20. Figure 47.12 The Human Endoskeleton

21. Skeletal Systems • Cartilage is connective tissue with an extracellular matrix of a rubbery mix of collagen and polysaccharide, which gives strength and resiliency. • It is found in joints and in stiff but flexible structures such as the nose and ear. • The embryonic skeleton of vertebrates is primarily cartilage, which is gradually replaced by bone during development. • Bone is mostly extracellular matrix material of collagen fibers and crystals of calcium phosphate, which makes bone hard and rigid.

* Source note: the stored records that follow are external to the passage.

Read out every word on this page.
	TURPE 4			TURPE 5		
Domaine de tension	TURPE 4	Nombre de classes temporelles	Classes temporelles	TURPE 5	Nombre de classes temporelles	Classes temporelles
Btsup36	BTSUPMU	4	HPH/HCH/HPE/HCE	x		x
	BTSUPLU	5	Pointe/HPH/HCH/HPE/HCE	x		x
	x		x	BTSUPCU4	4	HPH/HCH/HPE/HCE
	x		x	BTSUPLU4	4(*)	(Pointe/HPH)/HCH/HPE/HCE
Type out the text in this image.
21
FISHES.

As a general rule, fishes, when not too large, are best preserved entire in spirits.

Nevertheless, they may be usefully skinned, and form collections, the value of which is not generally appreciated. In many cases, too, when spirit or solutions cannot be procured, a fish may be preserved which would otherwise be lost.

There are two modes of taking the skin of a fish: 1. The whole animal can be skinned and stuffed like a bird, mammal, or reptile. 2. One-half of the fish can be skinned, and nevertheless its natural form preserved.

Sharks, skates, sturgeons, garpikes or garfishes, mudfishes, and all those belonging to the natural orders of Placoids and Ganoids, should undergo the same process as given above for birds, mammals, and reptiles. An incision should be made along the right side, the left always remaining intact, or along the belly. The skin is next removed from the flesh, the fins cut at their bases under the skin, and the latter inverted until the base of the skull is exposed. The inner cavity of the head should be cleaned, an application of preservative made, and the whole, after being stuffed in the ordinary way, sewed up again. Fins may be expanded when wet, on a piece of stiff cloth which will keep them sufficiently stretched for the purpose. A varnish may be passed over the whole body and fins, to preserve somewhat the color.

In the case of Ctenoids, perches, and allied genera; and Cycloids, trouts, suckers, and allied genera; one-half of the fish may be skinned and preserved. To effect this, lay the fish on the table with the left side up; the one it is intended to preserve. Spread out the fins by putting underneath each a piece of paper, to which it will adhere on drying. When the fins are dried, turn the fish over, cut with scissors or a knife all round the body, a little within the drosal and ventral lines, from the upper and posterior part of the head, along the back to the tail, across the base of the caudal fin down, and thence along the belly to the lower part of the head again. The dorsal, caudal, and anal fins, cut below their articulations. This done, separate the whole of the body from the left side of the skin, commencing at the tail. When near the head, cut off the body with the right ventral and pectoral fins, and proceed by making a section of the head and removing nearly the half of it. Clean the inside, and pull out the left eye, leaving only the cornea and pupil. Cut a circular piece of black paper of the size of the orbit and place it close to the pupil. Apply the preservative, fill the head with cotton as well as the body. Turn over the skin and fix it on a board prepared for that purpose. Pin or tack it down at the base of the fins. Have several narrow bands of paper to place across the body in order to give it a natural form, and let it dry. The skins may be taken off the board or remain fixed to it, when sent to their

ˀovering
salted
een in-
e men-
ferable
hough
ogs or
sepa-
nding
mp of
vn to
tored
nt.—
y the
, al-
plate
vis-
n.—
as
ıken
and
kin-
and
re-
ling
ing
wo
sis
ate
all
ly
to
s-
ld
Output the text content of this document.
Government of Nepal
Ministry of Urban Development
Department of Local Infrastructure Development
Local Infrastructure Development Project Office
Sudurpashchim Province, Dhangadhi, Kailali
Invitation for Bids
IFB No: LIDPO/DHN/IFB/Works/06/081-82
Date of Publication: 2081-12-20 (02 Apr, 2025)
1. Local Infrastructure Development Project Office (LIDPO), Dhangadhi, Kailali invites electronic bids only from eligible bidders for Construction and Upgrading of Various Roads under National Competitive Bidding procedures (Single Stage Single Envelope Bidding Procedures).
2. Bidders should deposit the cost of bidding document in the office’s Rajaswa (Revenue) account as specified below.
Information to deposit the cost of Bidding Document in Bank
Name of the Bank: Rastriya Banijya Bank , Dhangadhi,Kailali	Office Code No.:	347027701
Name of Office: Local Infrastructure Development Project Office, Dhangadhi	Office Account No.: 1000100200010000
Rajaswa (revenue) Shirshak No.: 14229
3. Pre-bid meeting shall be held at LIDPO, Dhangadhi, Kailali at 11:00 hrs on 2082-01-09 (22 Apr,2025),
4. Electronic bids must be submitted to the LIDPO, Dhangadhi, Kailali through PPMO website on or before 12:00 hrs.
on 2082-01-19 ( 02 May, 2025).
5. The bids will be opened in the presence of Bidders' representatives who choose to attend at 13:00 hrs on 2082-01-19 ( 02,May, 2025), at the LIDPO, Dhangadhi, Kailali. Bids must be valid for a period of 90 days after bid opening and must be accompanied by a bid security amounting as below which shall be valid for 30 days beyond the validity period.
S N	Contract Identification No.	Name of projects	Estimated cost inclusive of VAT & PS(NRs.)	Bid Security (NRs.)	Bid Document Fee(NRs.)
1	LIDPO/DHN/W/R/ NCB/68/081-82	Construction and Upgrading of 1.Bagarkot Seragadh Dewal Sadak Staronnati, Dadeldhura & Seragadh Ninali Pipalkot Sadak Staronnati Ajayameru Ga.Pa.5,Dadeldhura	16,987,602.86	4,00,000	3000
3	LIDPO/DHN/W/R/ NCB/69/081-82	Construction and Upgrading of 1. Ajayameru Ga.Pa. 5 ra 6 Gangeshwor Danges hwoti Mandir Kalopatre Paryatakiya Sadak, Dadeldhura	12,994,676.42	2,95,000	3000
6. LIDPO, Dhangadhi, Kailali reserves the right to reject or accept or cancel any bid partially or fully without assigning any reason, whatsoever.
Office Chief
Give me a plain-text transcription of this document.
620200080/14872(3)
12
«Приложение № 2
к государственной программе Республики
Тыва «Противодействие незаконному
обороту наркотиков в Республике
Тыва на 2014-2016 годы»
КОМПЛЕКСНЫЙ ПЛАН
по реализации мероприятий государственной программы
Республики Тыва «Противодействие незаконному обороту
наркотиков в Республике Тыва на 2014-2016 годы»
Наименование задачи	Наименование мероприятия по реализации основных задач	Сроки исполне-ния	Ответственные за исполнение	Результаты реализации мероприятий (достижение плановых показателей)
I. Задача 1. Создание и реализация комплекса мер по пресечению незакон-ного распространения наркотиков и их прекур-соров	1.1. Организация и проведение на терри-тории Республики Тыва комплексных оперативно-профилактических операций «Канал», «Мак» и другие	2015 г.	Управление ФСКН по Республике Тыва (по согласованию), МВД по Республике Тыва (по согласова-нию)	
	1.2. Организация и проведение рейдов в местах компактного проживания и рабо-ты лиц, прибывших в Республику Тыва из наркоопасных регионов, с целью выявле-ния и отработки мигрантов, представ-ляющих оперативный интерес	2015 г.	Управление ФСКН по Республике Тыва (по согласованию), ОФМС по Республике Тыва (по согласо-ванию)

22. Figure 47.14 The Growth of Long Bones

23. Skeletal Systems • A joint is where two bones meet. The human skeleton has several types of joints. • Movement around joints is accomplished by antagonistic muscle pairs—one contracting, the other relaxing. • One muscle is the flexor (bends the joint) and the other is the extensor (straightens the joint). • Bones at a joint are held together by ligaments, flexible bands of tough, fibrous tissue that connects and supports bones. • Straps of connective tissue called tendons attach the muscles to bones.

24. Figure 47.16 Joints, Ligaments, and Tendons

25. Skeletal Systems • The vertebra is any of the 33 bones of the spinal column • Includes the 7 cervical, 12 thoracic, 5 lumbar, 5 sacral, and 4 coccygeal vertebrae. • The sacral and coccygeal vertebrae normally fuse to become 2 bones, the coccyx and the sacrum. • Thus, in an adult, the spine usually consists of 26 vertebrae.